CBL: Cauda Equina & Conus Medullaris Syndromes

Progressive gait difficulty, saddle anesthesia, and bowel/bladder involvement.

Topic: Neuro-spine Level: Resident

Learning Objectives

  • Recognize hallmark features of cauda equina syndrome (CES), including saddle anesthesia and LMN signs.
  • Appreciate that outcomes depend on timely diagnosis and treatment.
  • Differentiate CES from conus medullaris syndrome (CMS) by reflexes, pattern of weakness, and bladder findings.

Case History

Patient: 66-year-old man with progressive difficulty walking over 3 weeks.

PMH: Non-Hodgkin lymphoma (1 year ago; cyclophosphamide, vincristine, prednisone, rituximab).

Symptoms: Gradual thigh numbness → leg weakness; sharp thigh pains; progressed from cane to walker; PT ineffective. Bowel/bladder control impaired; reduced perineal sensation. No constipation or frank urinary retention. Minimal back pain; no trauma.

Social: Former smoker (45 pack-years, quit 18 months), retired grocery clerk; no alcohol.

ROS: No fever, weight loss, or systemic symptoms.

Examination

Vitals: T 97.5°F, P 82, BP 141/83.

General: Overweight, ambulates slowly with walker; cognition/cranial nerves/upper extremities normal.

Motor (LE): Hip flex 4/5 bilat; hip ext 5/5; knee ext/flex 4/5; ankle dorsiflex 3/5; plantarflex 3/5 (R) / 4/5 (L).

Reflexes: Biceps/triceps 2+; quads/gastrocs absent. Plantars flexor.

Sensation: Normal in arms, trunk, lower legs; impaired inner thighs, perineum, perianal region (saddle anesthesia).

Coordination: Cannot perform heel–knee–shin; finger–nose normal.

Gait: Very slow, bent knees, requires arm support.

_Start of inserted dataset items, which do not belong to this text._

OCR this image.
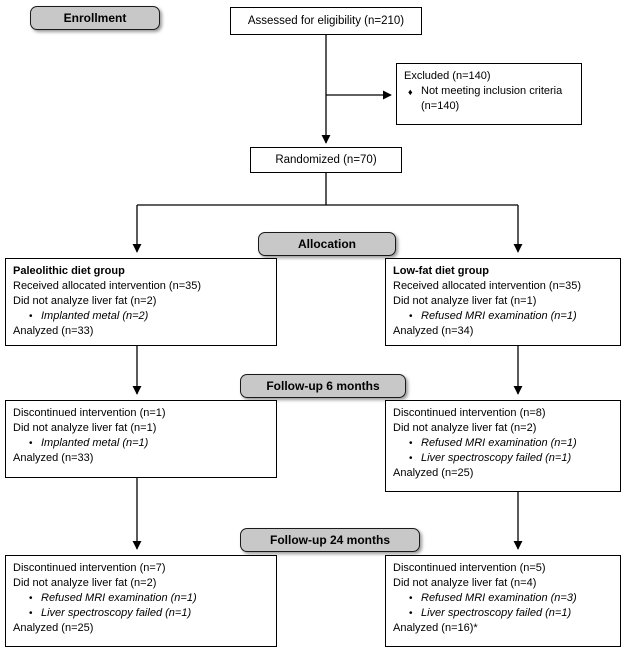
Enrollment
Allocation
Follow-up 6 months
Follow-up 24 months
Assessed for eligibility (n=210)
Excluded (n=140)
♦ Not meeting inclusion criteria (n=140)
Randomized (n=70)
Paleolithic diet group
Received allocated intervention (n=35)
Did not analyze liver fat (n=2)
• Implanted metal (n=2)
Analyzed (n=33)
Low-fat diet group
Received allocated intervention (n=35)
Did not analyze liver fat (n=1)
• Refused MRI examination (n=1)
Analyzed (n=34)
Discontinued intervention (n=1)
Did not analyze liver fat (n=1)
• Implanted metal (n=1)
Analyzed (n=33)
Discontinued intervention (n=8)
Did not analyze liver fat (n=2)
• Refused MRI examination (n=1)
• Liver spectroscopy failed (n=1)
Analyzed (n=25)
Discontinued intervention (n=7)
Did not analyze liver fat (n=2)
• Refused MRI examination (n=1)
• Liver spectroscopy failed (n=1)
Analyzed (n=25)
Discontinued intervention (n=5)
Did not analyze liver fat (n=4)
• Refused MRI examination (n=3)
• Liver spectroscopy failed (n=1)
Analyzed (n=16)*
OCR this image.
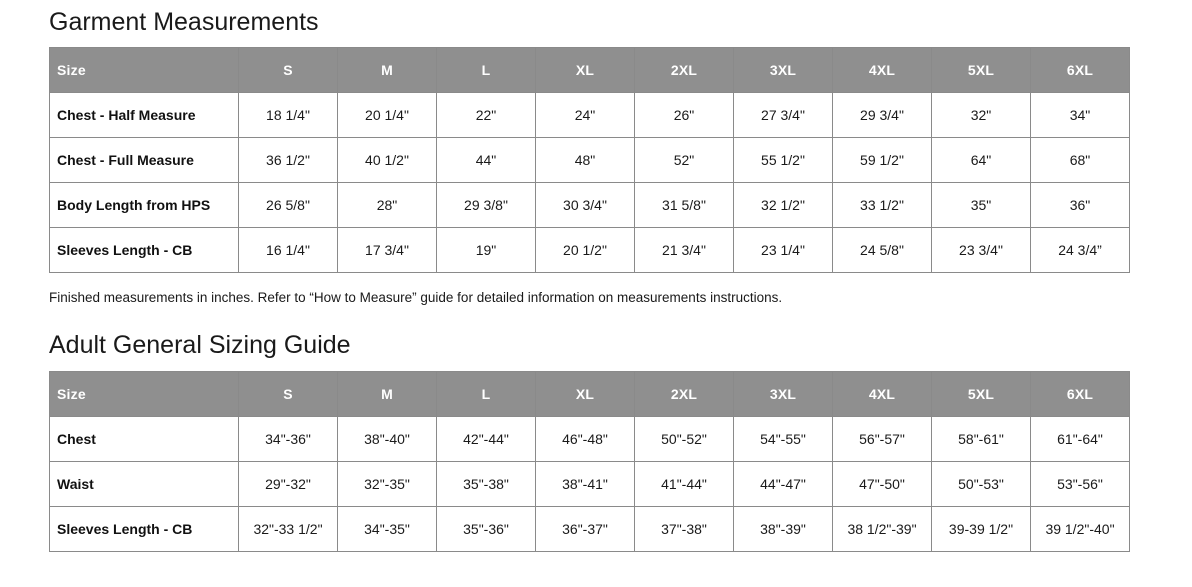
Garment Measurements
Size	S	M	L	XL	2XL	3XL	4XL	5XL	6XL
Chest - Half Measure	18 1/4"	20 1/4"	22"	24"	26"	27 3/4"	29 3/4"	32"	34"
Chest - Full Measure	36 1/2"	40 1/2"	44"	48"	52"	55 1/2"	59 1/2"	64"	68"
Body Length from HPS	26 5/8"	28"	29 3/8"	30 3/4"	31 5/8"	32 1/2"	33 1/2"	35"	36"
Sleeves Length - CB	16 1/4"	17 3/4"	19"	20 1/2"	21 3/4"	23 1/4"	24 5/8"	23 3/4"	24 3/4”

Finished measurements in inches. Refer to “How to Measure” guide for detailed information on measurements instructions.

Adult General Sizing Guide
Size	S	M	L	XL	2XL	3XL	4XL	5XL	6XL
Chest	34"-36"	38"-40"	42"-44"	46"-48"	50"-52"	54"-55"	56"-57"	58"-61"	61"-64"
Waist	29"-32"	32"-35"	35"-38"	38"-41"	41"-44"	44"-47"	47"-50"	50"-53"	53"-56"
Sleeves Length - CB	32"-33 1/2"	34"-35"	35"-36"	36"-37"	37"-38"	38"-39"	38 1/2"-39"	39-39 1/2"	39 1/2"-40"
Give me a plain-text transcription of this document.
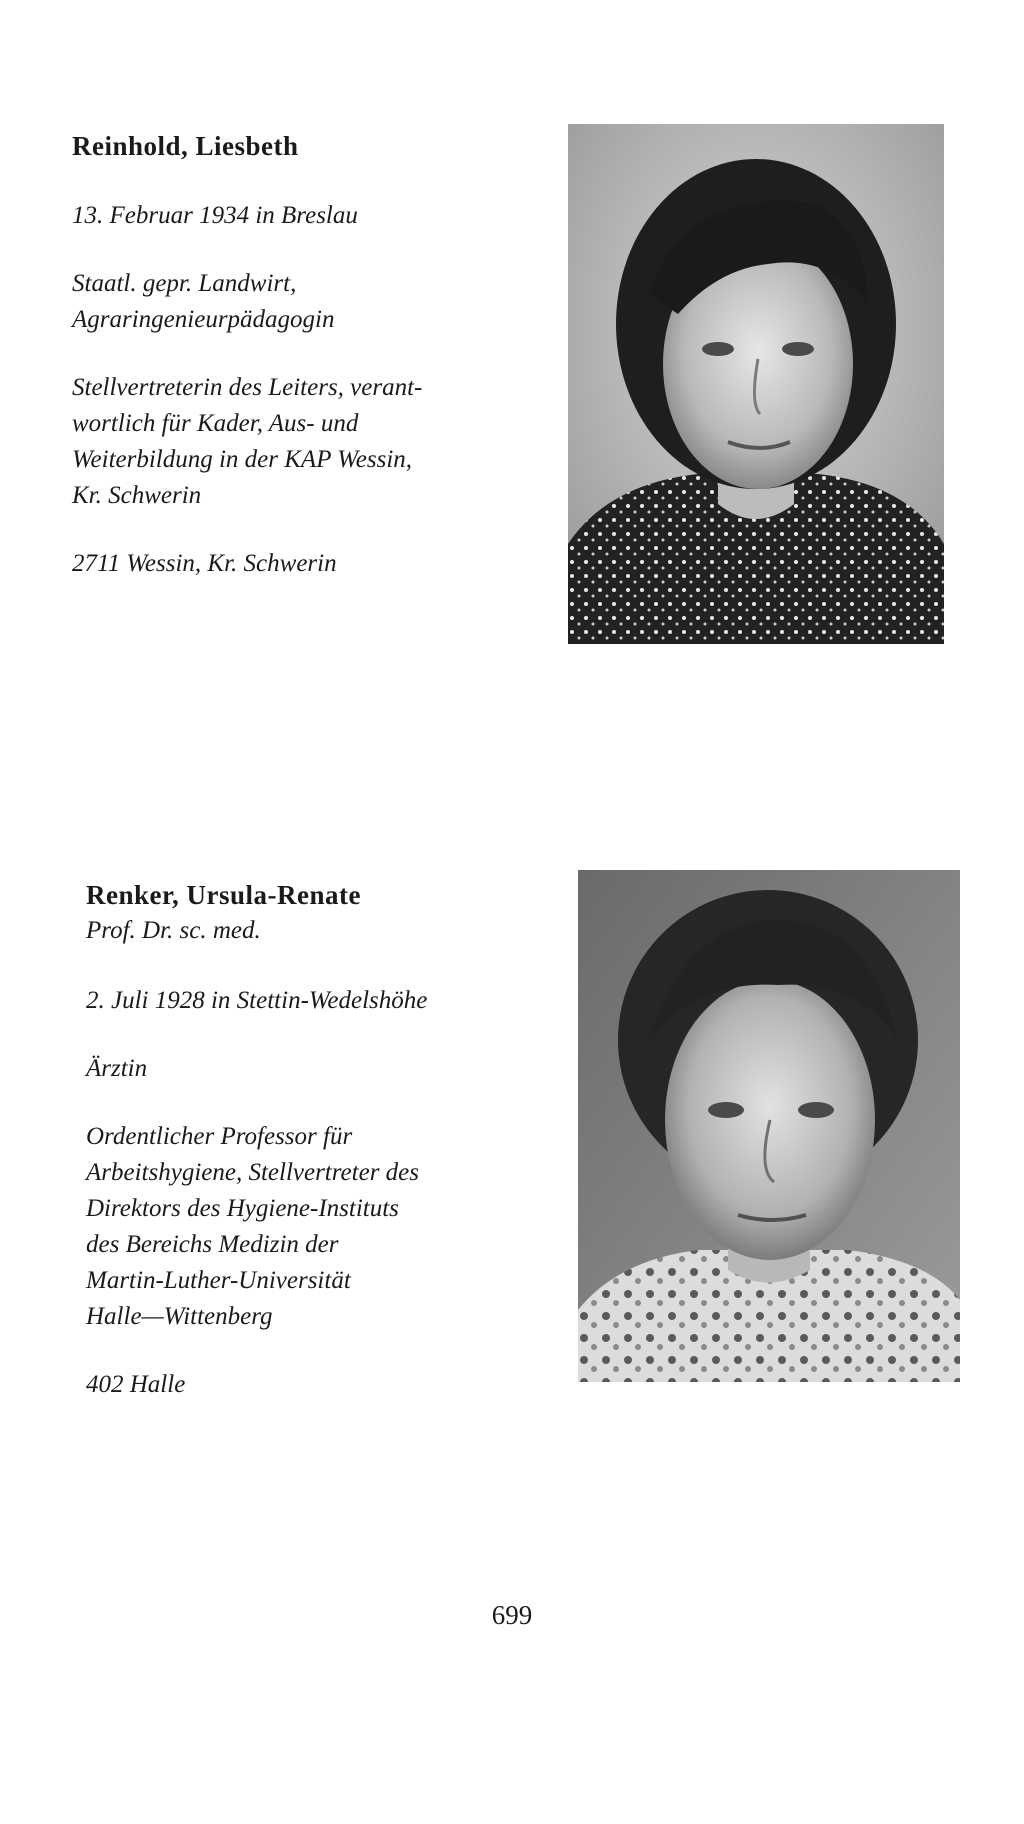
Reinhold, Liesbeth

13. Februar 1934 in Breslau

Staatl. gepr. Landwirt,
Agraringenieurpädagogin

Stellvertreterin des Leiters, verant-
wortlich für Kader, Aus- und
Weiterbildung in der KAP Wessin,
Kr. Schwerin

2711 Wessin, Kr. Schwerin

Renker, Ursula-Renate

Prof. Dr. sc. med.

2. Juli 1928 in Stettin-Wedelshöhe

Ärztin

Ordentlicher Professor für
Arbeitshygiene, Stellvertreter des
Direktors des Hygiene-Instituts
des Bereichs Medizin der
Martin-Luther-Universität
Halle—Wittenberg

402 Halle

699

Localization & Neuroanatomy

  • Weakness with hyporeflexia, saddle anesthesia, and bowel/bladder involvement localize to sacral roots of the cauda equina.
  • Pattern mimics peripheral neuropathy, but the bilateral, sharply localized distribution favors sacral root pathology.
CES vs CMS
Feature Cauda Equina Syndrome Conus Medullaris Syndrome
Reflexes Hyporeflexia (LMN) Hyperreflexia (UMN)
Bowel/Bladder Incontinence, leakage Retention, constipation
Motor Asymmetric weakness More symmetric weakness
Sensory Saddle anesthesia Saddle anesthesia (often abrupt onset)

Common Causes — CES

  • Spinal stenosis; disk herniation
  • Infiltrative/metastatic malignancy
  • Infection (epidural abscess)
  • Hematoma; traumatic injury
  • Inflammatory conditions

Common Causes — CMS

  • Spinal cord infarct
  • Intramedullary tumors (e.g., ependymoma, glioblastoma)
  • Multiple sclerosis

Work-up

  • MRI lumbar spine (first-line).
  • If MRI negative/inconclusive: CSF analysis and EMG/NCS as appropriate.

Treatment

Malignancy-related CES

  • Often metastatic; prognosis guarded.
  • Multimodal therapy: radiation, chemotherapy; surgery in select cases.
  • Early neurosurgery & radiation oncology consults are essential.

Degenerative/Stenotic CES

  • Surgical decompression is often beneficial.

Outcomes depend on severity and duration of deficits prior to treatment — delayed diagnosis is associated with worse recovery.

Review Questions

Question 1

CES would be most suspicious if:

  • a. Numbness in legs/feet with diminished reflexes
  • b. Leg numbness + bladder incontinence
  • c. Saddle numbness + diminished reflexes
  • d. Difficulty walking + leg numbness
  • e. All of the above

Question 2

CES is difficult to treat because:

  • a. Cause seldom found
  • b. Underlying conditions (malignancy, infection, stenosis) often resist treatment
  • c. Often misdiagnosed
  • d. Treatment unknown
  • e. Surgical treatments not optimized

Question 3

Key differences between CES & CMS include:

  • a. Numbness of legs
  • b. Weakness of legs
  • c. Diminished vs increased reflexes
  • d. Loss of bladder/bowel sensation
  • e. Incontinence vs retention
  • f. Both C and E

Teaching Points

  • CES is a clinical emergency—localize with exam and image urgently.
  • Look for the triad: saddle anesthesia, LMN reflex pattern, and bladder/bowel involvement.
  • Distinguish CES (roots) from CMS (cord) by reflexes and bladder pattern.

References

  1. Emergency evaluation of back pain with neurologic deficits: MRI first for suspected CES.
  2. Neuro-oncology and spine surgery guidelines for malignancy-related root compression.